John Geanakoplos (born March 18, 1955) is an American economist, and the current James Tobin Professor of Economics at Yale University.

In 1970 Geanakoplos won the United States Junior Open Chess Championship. He received his B.A. in mathematics from Yale University in 1975 (summa cum laude), and his M.A. in mathematics and his Ph.D. in economics under Kenneth Arrow and Jerry Green from Harvard University in 1980. In 1980 he became an assistant professor of economics at Yale University, rising to associate professor in 1983, full professor in 1986, and the James Tobin Professor of Economics in 1994.
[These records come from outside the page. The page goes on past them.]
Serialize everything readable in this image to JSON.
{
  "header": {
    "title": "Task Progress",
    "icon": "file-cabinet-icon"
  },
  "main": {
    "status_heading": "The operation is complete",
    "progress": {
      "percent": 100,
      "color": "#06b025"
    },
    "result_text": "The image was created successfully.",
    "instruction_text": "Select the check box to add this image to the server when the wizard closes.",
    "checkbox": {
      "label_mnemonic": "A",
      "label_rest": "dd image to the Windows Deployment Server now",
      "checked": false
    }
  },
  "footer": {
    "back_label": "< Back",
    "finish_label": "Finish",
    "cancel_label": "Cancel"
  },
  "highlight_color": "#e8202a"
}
In 1996-2005 Geanakoplos was director of the Cowles Foundation for Research in Economics. He was a co-founder in 2002, and is still currently co-director, of the Hellenic Studies Program at Yale. He was elected a fellow of the Econometric Society in 1990, and of the American Academy of Arts and Sciences in 1999. He was awarded the Samuelson Prize in 1999, and was awarded the first Bodossaki Prize in economics in 1994 for the best economist of Greek heritage under 40. In 1990-1991 and again in 1999-2000 he directed the economics program at the Santa Fe Institute, where he remains an external professor and chairman of the science steering committee. In 2009-2010 he testified before Congress and before the Financial Crisis Inquiry Commission. He spent terms as visiting professor at MSRI in the University of California, Berkeley, at Churchill College, Cambridge, at the University of Pennsylvania, at Harvard, at Stanford, and at MIT. In 1990-1994 he was a managing director of fixed income research at Kidder, Peabody & Co. He was a founding partner in 1995 of Ellington Capital Management, and remains a partner.